Un entrepreneur a besoin d’énergie pour créer, comme une maison a besoin d’énergie pour se réchauffer. Il est donc important de savoir gérer et économiser au mieux cette énergie pour entreprendre dans la durée.

L’image que vous voyez ci-dessus fait partie de la présentation de l’atelier en ligne que j’ai donné sur le thème de l’énergie entrepreneuriale dont vous pouvez accéder au replay en cliquant sur le bouton ci-dessous :

Replay Atelier Energie Entrepreneuriale

Mon message était le suivant : comprenez et gérez votre énergie entrepreneuriale comme vous gérez l’efficacité énergétique de votre maison. Vous n’aimez pas les factures astronomiques à cause de votre chauffage en hiver ? J’imagine que vous n’aimez pas non plus le burn-out (ou l’épuisement professionnel).

Ce qui vous énergise et ce qui vous épuise

Comme je l’expliquais pendant mon atelier, pour booster votre efficacité énergétique (et donc votre efficacité professionnelle), il est important e bien comprendre ce qui vous pompe de l’énergie et ce qui vous en donne.

Pour cela, prennez un temps de réfléxion pour mettre tout cela sur papier. Pensez aux situations qui vous épuisent et pendant lesquelles (ou à la suite desquelles) vous n’avez plus l’envie et la motivation d’agir. Voici quelques exemples « en vrac » de situations qui me désernégisent :

  • les conflits interpersonnelles,
  • le manque de nouveautés et de challenges,
  • le manque de sommeil,
  • une mauvaise alimentation,
  • trop de pression et de stress,

Et vous quelles sont vos sources de perte d’énergie ?

Une fois que vous avez composé votre liste, vous pouvez associer à chaque situation un réflexe ou une technique pour éviter de perdre de l’énergie dans ces moments, ou encore mieux, prendre une décision pour éviter de revivre ces moments dévitalisants.

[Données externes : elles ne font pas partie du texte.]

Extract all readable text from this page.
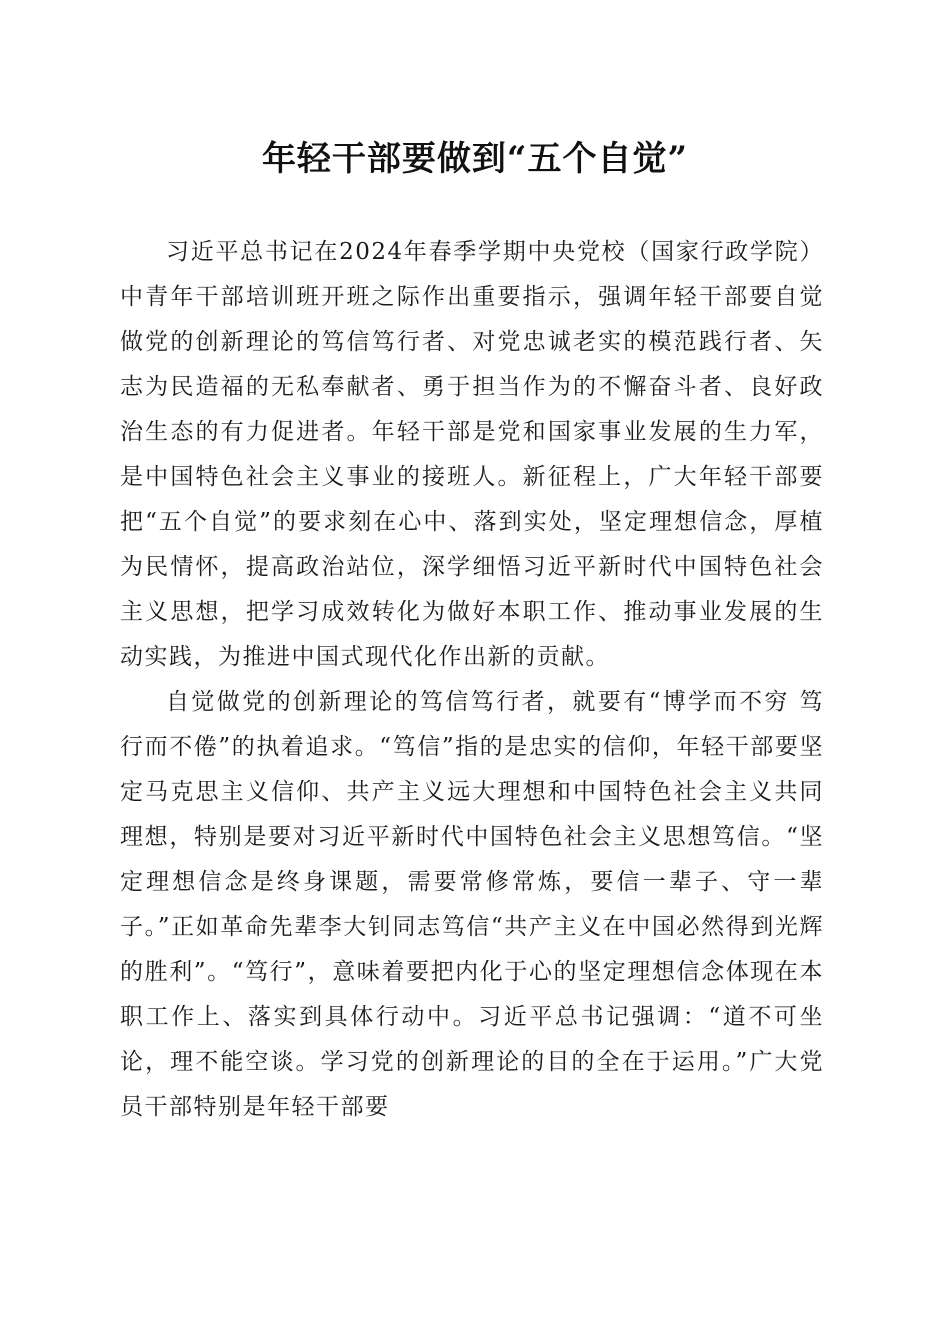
年轻干部要做到“五个自觉”

习近平总书记在2024年春季学期中央党校（国家行政学院）中青年干部培训班开班之际作出重要指示，强调年轻干部要自觉做党的创新理论的笃信笃行者、对党忠诚老实的模范践行者、矢志为民造福的无私奉献者、勇于担当作为的不懈奋斗者、良好政治生态的有力促进者。年轻干部是党和国家事业发展的生力军，是中国特色社会主义事业的接班人。新征程上，广大年轻干部要把“五个自觉”的要求刻在心中、落到实处，坚定理想信念，厚植为民情怀，提高政治站位，深学细悟习近平新时代中国特色社会主义思想，把学习成效转化为做好本职工作、推动事业发展的生动实践，为推进中国式现代化作出新的贡献。

自觉做党的创新理论的笃信笃行者，就要有“博学而不穷 笃行而不倦”的执着追求。“笃信”指的是忠实的信仰，年轻干部要坚定马克思主义信仰、共产主义远大理想和中国特色社会主义共同理想，特别是要对习近平新时代中国特色社会主义思想笃信。“坚定理想信念是终身课题，需要常修常炼，要信一辈子、守一辈子。”正如革命先辈李大钊同志笃信“共产主义在中国必然得到光辉的胜利”。“笃行”，意味着要把内化于心的坚定理想信念体现在本职工作上、落实到具体行动中。习近平总书记强调：“道不可坐论，理不能空谈。学习党的创新理论的目的全在于运用。”广大党员干部特别是年轻干部要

Une fois cette étape effectuée, passez à la liste des situations qui vous donnent de l’énergie et vous motivent. Voici quelques exemples qui fonctionnent pour moi :

  • de la musique qui booste,
  • des petites victoires,
  • partager un moment agréable et stimulant avec d’autres personnes motivantes,
  • rire,
  • faire du sport régulièrement,

Une fois cette liste mise en place, réfléchissez à comment créer plus de moments énergisants comme ceux listés dans votre vie de tous les jours. Prennez des décisions fortes pour impulser ces « coups de boost » réguliers dans votre vie.

Energie entrepreneuriale et efficacité professionnelle

Cette gestion de votre énergie entrepreneuriale est une forme d’efficacité professionnelle car c’est grâce à cette énergie que vous pouvez agir. Or, l’efficacité repose sur votre capacité à atteindre un résultat qui n’est obtenu généralement que par une action.

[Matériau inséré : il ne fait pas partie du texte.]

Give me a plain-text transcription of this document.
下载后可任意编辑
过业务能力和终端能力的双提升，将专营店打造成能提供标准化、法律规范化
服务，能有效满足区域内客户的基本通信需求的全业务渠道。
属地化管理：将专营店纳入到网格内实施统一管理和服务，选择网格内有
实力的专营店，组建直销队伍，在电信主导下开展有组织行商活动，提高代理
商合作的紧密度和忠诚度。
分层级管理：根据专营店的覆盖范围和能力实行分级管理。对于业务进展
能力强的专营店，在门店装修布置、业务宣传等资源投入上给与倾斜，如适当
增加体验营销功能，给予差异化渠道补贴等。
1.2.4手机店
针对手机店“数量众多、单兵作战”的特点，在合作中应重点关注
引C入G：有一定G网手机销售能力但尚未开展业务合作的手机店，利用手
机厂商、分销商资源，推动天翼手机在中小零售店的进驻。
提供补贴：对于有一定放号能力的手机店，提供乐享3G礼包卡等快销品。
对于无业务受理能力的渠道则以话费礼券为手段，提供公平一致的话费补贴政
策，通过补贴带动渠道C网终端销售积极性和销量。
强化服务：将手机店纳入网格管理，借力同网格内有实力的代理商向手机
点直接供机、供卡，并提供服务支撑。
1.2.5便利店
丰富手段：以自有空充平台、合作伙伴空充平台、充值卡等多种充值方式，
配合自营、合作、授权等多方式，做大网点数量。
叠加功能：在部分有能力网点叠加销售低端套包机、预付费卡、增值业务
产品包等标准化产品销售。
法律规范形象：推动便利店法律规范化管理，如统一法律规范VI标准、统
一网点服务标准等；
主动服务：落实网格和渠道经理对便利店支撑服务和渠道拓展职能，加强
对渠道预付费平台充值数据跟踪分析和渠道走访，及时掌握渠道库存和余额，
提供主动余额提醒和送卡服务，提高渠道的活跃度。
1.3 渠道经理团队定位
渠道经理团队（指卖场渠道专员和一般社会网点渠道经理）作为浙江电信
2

L’efficacité professionnelle doit être selon moi une priorité absolue pour un entrepreneur, car ce dernier est au centre de son projet. Comment peut-il le porter sans son énergie entrepreneuriale, même s’il a tout le reste pour avancer ?

C’est motivé par cette vision que j’ai co-créé une formation certifiante en Efficacité Professionnelle intitulée « Boostez votre efficacité professionnelle grâce aux soft skills ». Cette formation repose à la fois sur un parcours de formation en vidéo complet, une plateforme d’échanges et d’entraide, un accompagnement collectif par visioconférence et de séances de coaching individuelles. A la fin de cette formation, un certificat sera remis (ce qui pourra donner une valeur supplémentaire à votre CV).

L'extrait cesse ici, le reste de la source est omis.